I want to teach my students how to write well, not simply paraphrase well. I also fear that copying, cloaking and pasting is endemic. Hence, I would not allow my students to use originality reports to revise their drafts.
But I would have no choice because Turnitin offers another product called WriteCheck that allows students to “check [their] work against the same database as Turnitin.” I signed up and submitted the early pages of Shoplifting. WriteCheck matched many of Shoplifting’s phrases to those of the New York Times articles in its library of student papers. Remember, I submitted them as a student paper to help Turnitin find them; now WriteCheck has them too! WriteCheck warned me that “a significant amount of this paper is unoriginal” and advised me to revise it. After a few hours of right-clicking and scrambling, I resubmitted it and WriteCheck said it was okay, being cleansed of easily recognizable plagiarism.
Turnitin is playing both sides of the fence, helping instructors identify plagiarists while helping plagiarists avoid detection. It is akin to selling security systems to stores while allowing shoplifters to test whether putting tagged goods into bags lined with aluminum thwart the detectors.
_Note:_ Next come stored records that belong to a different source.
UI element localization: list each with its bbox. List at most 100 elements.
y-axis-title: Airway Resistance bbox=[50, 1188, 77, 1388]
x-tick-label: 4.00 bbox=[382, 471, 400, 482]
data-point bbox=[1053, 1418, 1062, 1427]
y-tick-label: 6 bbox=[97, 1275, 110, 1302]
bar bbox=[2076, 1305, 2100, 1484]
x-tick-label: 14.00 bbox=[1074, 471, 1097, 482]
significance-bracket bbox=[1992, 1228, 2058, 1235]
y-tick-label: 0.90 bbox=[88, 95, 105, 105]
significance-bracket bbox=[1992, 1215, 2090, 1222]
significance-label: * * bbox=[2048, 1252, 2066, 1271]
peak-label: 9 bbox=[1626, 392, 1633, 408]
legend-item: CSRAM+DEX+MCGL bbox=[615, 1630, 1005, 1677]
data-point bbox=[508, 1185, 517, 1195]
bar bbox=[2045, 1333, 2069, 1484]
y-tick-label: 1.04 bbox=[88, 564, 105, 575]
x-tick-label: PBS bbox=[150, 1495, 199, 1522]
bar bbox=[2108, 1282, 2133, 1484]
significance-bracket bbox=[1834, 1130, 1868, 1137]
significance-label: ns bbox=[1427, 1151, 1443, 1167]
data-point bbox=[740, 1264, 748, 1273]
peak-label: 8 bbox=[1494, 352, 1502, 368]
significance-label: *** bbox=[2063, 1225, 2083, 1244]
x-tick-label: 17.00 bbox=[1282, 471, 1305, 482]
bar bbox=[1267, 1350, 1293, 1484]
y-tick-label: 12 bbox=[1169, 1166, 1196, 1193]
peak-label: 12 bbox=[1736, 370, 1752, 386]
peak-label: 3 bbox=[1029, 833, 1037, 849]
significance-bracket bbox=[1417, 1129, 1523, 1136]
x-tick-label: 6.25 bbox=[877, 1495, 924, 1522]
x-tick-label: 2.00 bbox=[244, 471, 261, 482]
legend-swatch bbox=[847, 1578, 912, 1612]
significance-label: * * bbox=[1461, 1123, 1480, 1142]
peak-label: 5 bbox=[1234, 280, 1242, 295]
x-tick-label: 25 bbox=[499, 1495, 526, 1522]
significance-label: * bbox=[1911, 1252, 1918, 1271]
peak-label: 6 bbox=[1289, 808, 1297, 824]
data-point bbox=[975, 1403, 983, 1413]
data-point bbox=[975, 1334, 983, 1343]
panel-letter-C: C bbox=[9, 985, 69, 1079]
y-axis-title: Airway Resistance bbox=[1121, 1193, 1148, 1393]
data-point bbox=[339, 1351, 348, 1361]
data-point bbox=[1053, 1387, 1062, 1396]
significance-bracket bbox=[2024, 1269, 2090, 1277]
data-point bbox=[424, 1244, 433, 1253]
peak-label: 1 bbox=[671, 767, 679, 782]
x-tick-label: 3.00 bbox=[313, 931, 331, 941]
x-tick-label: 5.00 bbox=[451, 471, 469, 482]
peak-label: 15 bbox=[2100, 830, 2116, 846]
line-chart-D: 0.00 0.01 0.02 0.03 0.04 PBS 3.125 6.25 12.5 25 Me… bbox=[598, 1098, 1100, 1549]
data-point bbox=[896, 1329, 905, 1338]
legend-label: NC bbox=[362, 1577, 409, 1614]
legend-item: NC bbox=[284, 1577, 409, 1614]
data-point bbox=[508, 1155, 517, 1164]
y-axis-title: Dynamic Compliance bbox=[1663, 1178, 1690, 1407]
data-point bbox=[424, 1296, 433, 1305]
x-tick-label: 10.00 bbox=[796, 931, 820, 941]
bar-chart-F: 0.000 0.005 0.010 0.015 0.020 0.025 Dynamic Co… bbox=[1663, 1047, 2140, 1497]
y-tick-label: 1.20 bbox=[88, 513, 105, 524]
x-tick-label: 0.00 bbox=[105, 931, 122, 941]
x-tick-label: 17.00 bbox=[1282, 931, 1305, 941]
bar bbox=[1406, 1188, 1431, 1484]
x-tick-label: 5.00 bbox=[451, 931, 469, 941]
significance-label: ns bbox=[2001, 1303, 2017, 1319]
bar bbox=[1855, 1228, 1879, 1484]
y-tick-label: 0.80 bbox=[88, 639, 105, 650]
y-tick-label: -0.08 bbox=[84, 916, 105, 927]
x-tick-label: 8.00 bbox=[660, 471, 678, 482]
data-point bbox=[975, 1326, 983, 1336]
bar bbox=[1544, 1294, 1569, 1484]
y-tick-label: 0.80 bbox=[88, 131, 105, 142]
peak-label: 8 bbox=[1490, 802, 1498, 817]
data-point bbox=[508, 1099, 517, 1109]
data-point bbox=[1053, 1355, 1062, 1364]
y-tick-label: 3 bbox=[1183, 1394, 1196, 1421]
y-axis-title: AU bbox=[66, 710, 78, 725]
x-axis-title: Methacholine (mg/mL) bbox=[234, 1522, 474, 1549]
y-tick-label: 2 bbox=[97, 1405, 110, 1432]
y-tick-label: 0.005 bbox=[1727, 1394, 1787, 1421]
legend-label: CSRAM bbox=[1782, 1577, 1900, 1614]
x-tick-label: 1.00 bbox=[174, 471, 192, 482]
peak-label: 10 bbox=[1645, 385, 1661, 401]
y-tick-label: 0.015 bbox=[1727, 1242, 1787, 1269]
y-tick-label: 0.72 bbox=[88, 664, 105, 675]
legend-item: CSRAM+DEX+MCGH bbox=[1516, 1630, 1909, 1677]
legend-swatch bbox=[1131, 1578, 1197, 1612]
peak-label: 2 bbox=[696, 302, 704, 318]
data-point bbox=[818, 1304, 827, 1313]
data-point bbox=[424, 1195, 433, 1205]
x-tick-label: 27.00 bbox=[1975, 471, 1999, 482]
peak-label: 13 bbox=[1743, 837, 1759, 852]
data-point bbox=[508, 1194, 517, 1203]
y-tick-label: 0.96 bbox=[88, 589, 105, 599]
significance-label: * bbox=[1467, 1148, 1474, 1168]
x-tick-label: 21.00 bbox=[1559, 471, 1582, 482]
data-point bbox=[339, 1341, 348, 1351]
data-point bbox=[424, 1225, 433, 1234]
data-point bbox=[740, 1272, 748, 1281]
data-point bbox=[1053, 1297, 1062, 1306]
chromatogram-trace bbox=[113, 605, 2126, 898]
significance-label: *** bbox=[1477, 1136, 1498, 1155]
I am not a Luddite. I use an online homework system in many of my courses and I plan to experiment with student response systems. And, I think that anti-plagiarism software is a useful tool, but should be used as a complement to, not a substitute for, instructor investigations of suspicious language, class conversations on plagiarism, and creative essay assignments.
This fall, I plan to say to people, “I’m using anti-plagiarism software, but I’m still watching out for plagiarists.”